About Dumbledore & Hxs

carolynwhite2 carolynwhite2 at carolynwhite2.yahoo.invalid
Sun Jul 31 21:21:13 UTC 2005


I was just re-reading the Slughorn memory of the conversation with 
Tom (Ch 23), and was struck by two comments he made:

'Not at all, not at all, not offended,' said Slughorn gruffly. 'It's 
natural to feel some curiosity about these things..wizards of a 
certain calibre have always been drawn to that aspect of magic.'

and:

'People wouldn't like to think we've been chatting about Horcruxes. 
It's a banned subject at Hogwarts, you know..Dumbledore's 
particularly fierce about it.'

Why would DD feel so strongly about the topic, and who else might 
have been drawn to investigate Hxs? Sluggy's remark is strongly 
reminiscent of Ollivander's comment: 'After all, He Who Must Not Be 
Named did great things - terrible, yes, but great.'

I once wrote a long post about how admiration/respect for magic power 
was a powerful driving force in the WW 
(http://groups.yahoo.com/group/HPforGrownups/message/108963 if 
anyone's interested)
and it seems to me that Sluggy's reproving, yet obvious fascination 
is yet more evidence for it.

JKR has flagged up repeatedly that DD's family and background are 
probably important to the mystery.
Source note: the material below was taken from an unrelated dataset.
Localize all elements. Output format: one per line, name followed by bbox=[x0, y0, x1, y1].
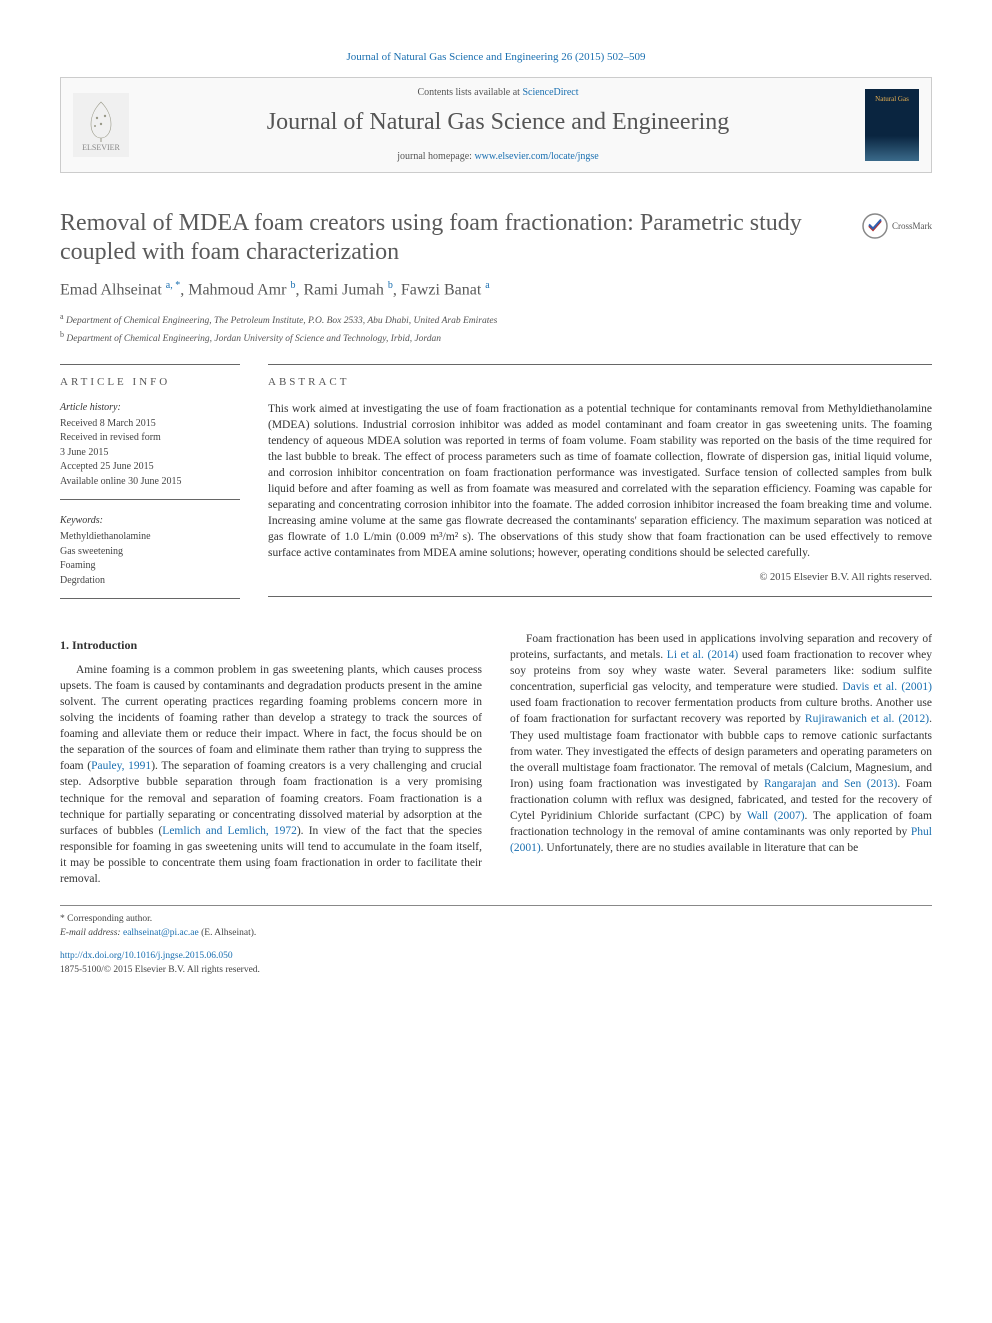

It could be that he's lost someone 
close to him to the Dark Arts, and refusing to go that route himself 
is what's driven him all these years. 

Further thought - maybe the Dark Wizard Grindewald was a brother, 
cousin, whatever, who had also experimented with Hxs, but only made 
just the one. If DD chose to destroy Grindewald's Hx rather than 
outright kill him, it would explain the oft-commented on 'defeated' 
description on the Chocolate Frog card.

Carolyn
..who was really disappointed that the images of DD on the cards were 
not the secret way in which the Order communicated with each other. I 
was sure that was why he wasn't bothered about losing any of his 
titles, but did care if they took him off the frog cards...oh well.